Other scientific studies suggest that 15%-20% of people who go through cardiac arrest and clinical death report lucid, well-structured thought processes, reasoning, memories and sometimes detailed recall of events during their encounter with death.

In Britain, such research has prompted the launch of the Awareness During Resuscitation study, known as Aware, led by Sam Parnia, an intensive care physician at Cornell Medical Center in New York, who is also a researcher at Southampton University's school of medicine.

Parnia believes Chawla’s research is interesting, but treats its conclusions with caution, pointing out that there is no proof that the electrical surge observed by Chawla is linked to a near-death experience.

“Since the patients all died, we cannot tell what they were experiencing,” he said.

Parnia and his colleagues are interviewing 700 Britons who have had cardiac arrests and been brought back to life. The aim is to study all the mental consequences of cardiac arrests, ranging from near-death experiences to long-term cognitive disabilities.

“We see death as a moment, but actually it is a process and one which modern medicine can often reverse,” said Parnia. “Death starts when the heart stops beating, but we can intervene and bring them back to life, sometimes even after 3-4 hours when people are kept very cold.

“It could be that a far higher proportion of people have near-death experiences but just don’t remember them.”

Those who do remember such phenomena, however, can find their lives transformed. One Dutch study, published in 2001 in The Lancet, the medical journal, looked at 344 cardiac arrest victims, finding that 18% of them underwent near-death experiences.

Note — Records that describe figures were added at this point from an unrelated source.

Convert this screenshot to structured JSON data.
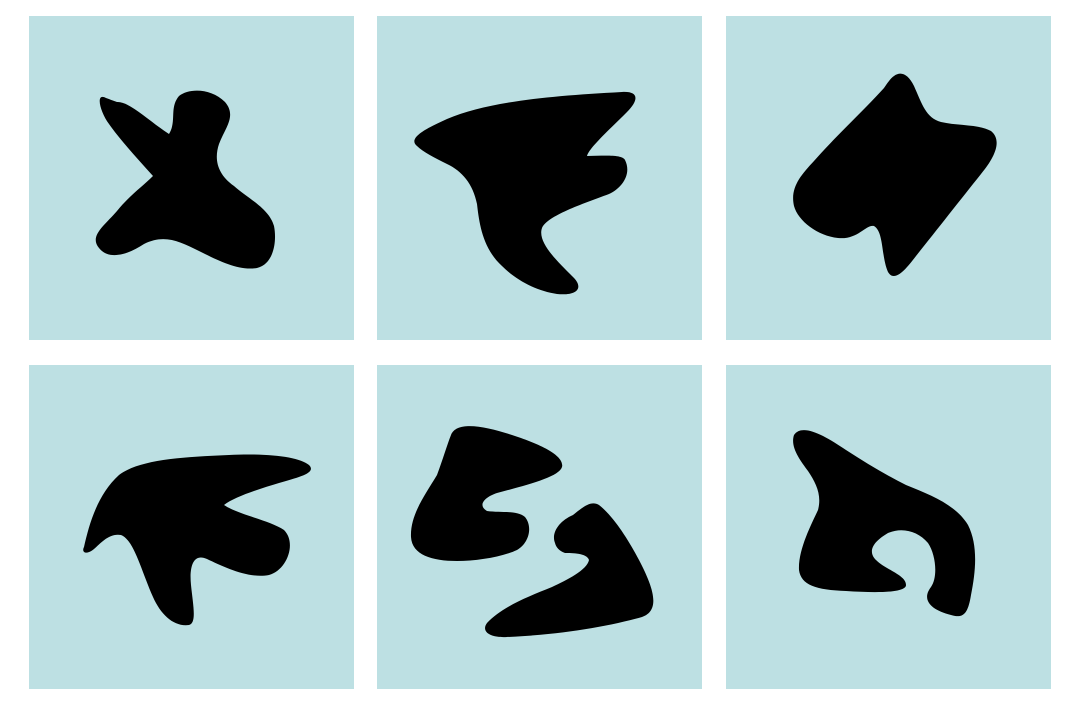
{
  "colors": {
    "page_background": "#ffffff",
    "panel_background": "#bde0e3",
    "shape_fill": "#000000"
  },
  "panels": [
    {
      "shape": "blob-shape-1"
    },
    {
      "shape": "blob-shape-2"
    },
    {
      "shape": "blob-shape-3"
    },
    {
      "shape": "blob-shape-4"
    },
    {
      "shape": "blob-shape-5"
    },
    {
      "shape": "blob-shape-6"
    }
  ]
}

The researchers followed surviving patients for several years, finding that those who had had a near-death experience became happier, more altruistic, less afraid of death and less materialistic.

Chawla says the study is an important first step in understanding near-death experiences but is now planning further research using much more advanced EEG machines to see if he can confirm a link between the observed surge in brain activity and patients’ experiences.